Companies that issue credit cards do so and charge varying interest rates that are determined by various factors. Among them are the market forces. They may also want to put into consideration the type of borrower the card is being issued to. For example, borrowers who have poor financial records or who have been declared bankrupt tend to pay higher interest rates than those whose records are deemed as perfect.
Credit card rates tend to increase, especially when there is inflation. A lender may also decide to slap you with increased rates when you are seen to be sleeping on your payments. If you become a constant offender who does not pay on time, high rates may follow. You can however negotiate your way out of the increased rates and promise to pay promptly. However, there is law that governs the implementation of these rates. They are meant to protect the consumer from exploitation.

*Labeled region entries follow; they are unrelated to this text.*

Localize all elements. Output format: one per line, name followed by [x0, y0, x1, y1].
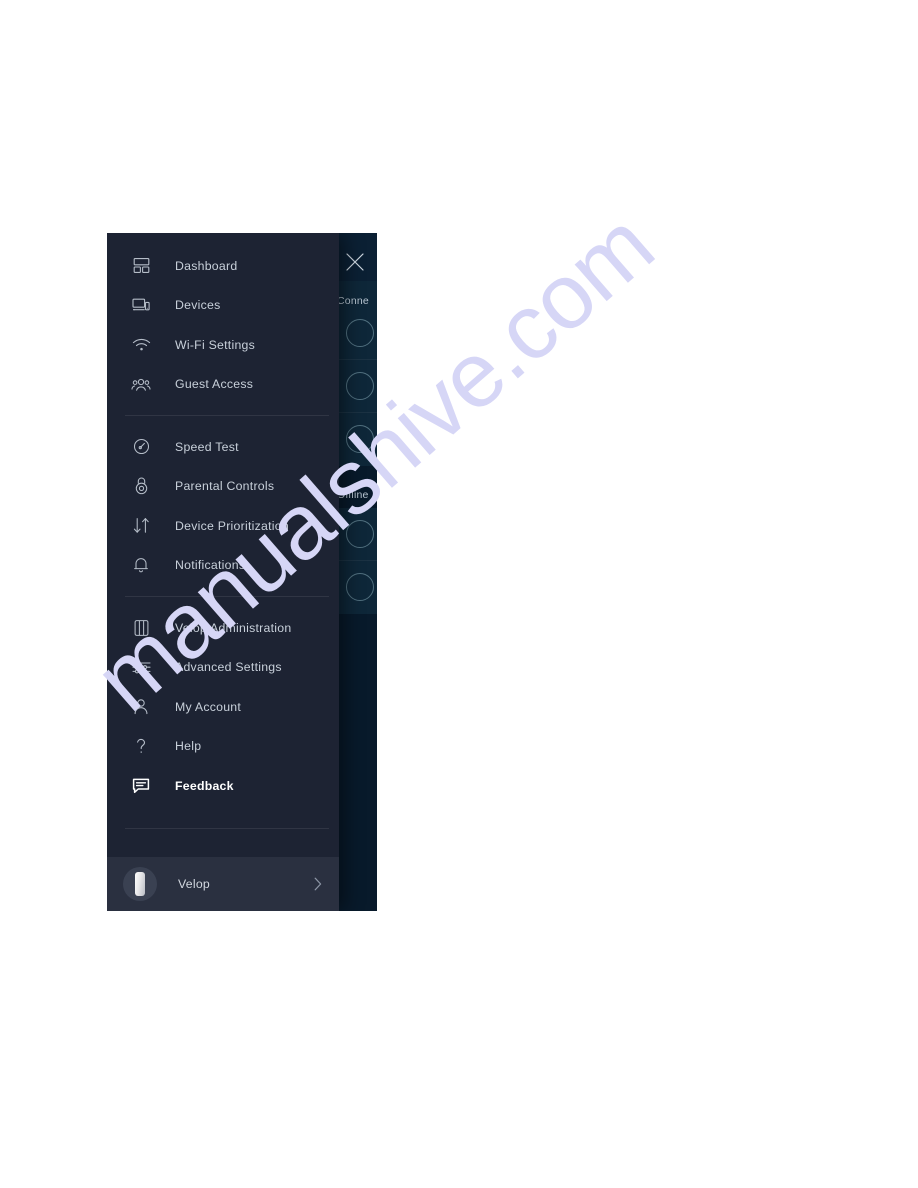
device-avatar-placeholder[interactable] [346, 372, 374, 400]
panel-divider-3 [337, 560, 377, 561]
panel-divider-2 [337, 412, 377, 413]
guest-users-icon [129, 372, 153, 396]
node-columns-icon [129, 616, 153, 640]
menu-item-feedback[interactable]: Feedback [107, 766, 339, 806]
chat-bubble-icon [129, 774, 153, 798]
menu-item-label: Guest Access [175, 377, 254, 392]
bell-icon [129, 553, 153, 577]
panel-bottom-strip [337, 614, 377, 911]
drawer-menu: Dashboard Devices Wi-Fi Settings Guest A… [107, 246, 339, 886]
current-device-label: Velop [178, 877, 211, 891]
menu-item-device-prioritization[interactable]: Device Prioritization [107, 506, 339, 546]
speedometer-icon [129, 435, 153, 459]
menu-divider-1 [125, 415, 329, 416]
menu-item-label: Devices [175, 298, 221, 313]
menu-item-velop-administration[interactable]: Velop Administration [107, 608, 339, 648]
menu-item-guest-access[interactable]: Guest Access [107, 365, 339, 405]
menu-item-speed-test[interactable]: Speed Test [107, 427, 339, 467]
person-icon [129, 695, 153, 719]
menu-item-help[interactable]: Help [107, 727, 339, 767]
menu-item-label: Dashboard [175, 258, 238, 273]
close-icon[interactable] [344, 251, 366, 273]
device-avatar-placeholder[interactable] [346, 425, 374, 453]
section-header-connected: Conne [337, 295, 369, 307]
menu-item-label: Help [175, 739, 202, 754]
navigation-drawer: Dashboard Devices Wi-Fi Settings Guest A… [107, 233, 339, 911]
sliders-icon [129, 655, 153, 679]
wifi-icon [129, 333, 153, 357]
menu-item-label: Parental Controls [175, 479, 275, 494]
device-avatar-placeholder[interactable] [346, 520, 374, 548]
menu-item-label: Device Prioritization [175, 518, 289, 533]
screenshot-frame: Conne Offline Dashboard Devices Wi-Fi Se… [107, 233, 377, 911]
menu-item-label: Speed Test [175, 439, 239, 454]
velop-node-icon [123, 867, 157, 901]
menu-item-label: Velop Administration [175, 620, 292, 635]
section-header-offline: Offline [337, 489, 369, 501]
devices-icon [129, 293, 153, 317]
menu-item-label: Notifications [175, 558, 246, 573]
menu-item-parental-controls[interactable]: Parental Controls [107, 467, 339, 507]
current-device-row[interactable]: Velop [107, 857, 339, 911]
menu-item-wifi-settings[interactable]: Wi-Fi Settings [107, 325, 339, 365]
menu-item-label: Feedback [175, 778, 234, 793]
menu-item-label: Advanced Settings [175, 660, 282, 675]
chevron-right-icon[interactable] [314, 877, 322, 891]
offline-strip [337, 466, 377, 508]
menu-item-dashboard[interactable]: Dashboard [107, 246, 339, 286]
menu-divider-3 [125, 827, 329, 829]
menu-item-devices[interactable]: Devices [107, 286, 339, 326]
menu-item-advanced-settings[interactable]: Advanced Settings [107, 648, 339, 688]
panel-divider-1 [337, 359, 377, 360]
menu-item-label: My Account [175, 699, 242, 714]
menu-divider-2 [125, 596, 329, 597]
menu-item-notifications[interactable]: Notifications [107, 546, 339, 586]
menu-item-my-account[interactable]: My Account [107, 687, 339, 727]
dashboard-icon [129, 254, 153, 278]
menu-item-label: Wi-Fi Settings [175, 337, 256, 352]
question-mark-icon [129, 734, 153, 758]
device-avatar-placeholder[interactable] [346, 573, 374, 601]
device-avatar-placeholder[interactable] [346, 319, 374, 347]
lock-icon [129, 474, 153, 498]
up-down-arrows-icon [129, 514, 153, 538]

The new and revised bill that seeks to protect credit card holders provides that, the promotional interest rate should last for not less than six months. The rates should also not be increased within the first year after an account has been opened. This gives the lender an allowance to study your payment habits. If the lender is to hike the rates for any reason, he has to give a notice of 45 days.
The pending bills for all borrowers should also be delivered 21 days before the due date. Since it is not uncommon to see people under 21 years of age using the cards, the bill requires them to prove that they are able to cope up with the repayment claims. If not so, they should have a parent or guardian taking up the responsibility to repay in case of difficulties arrising.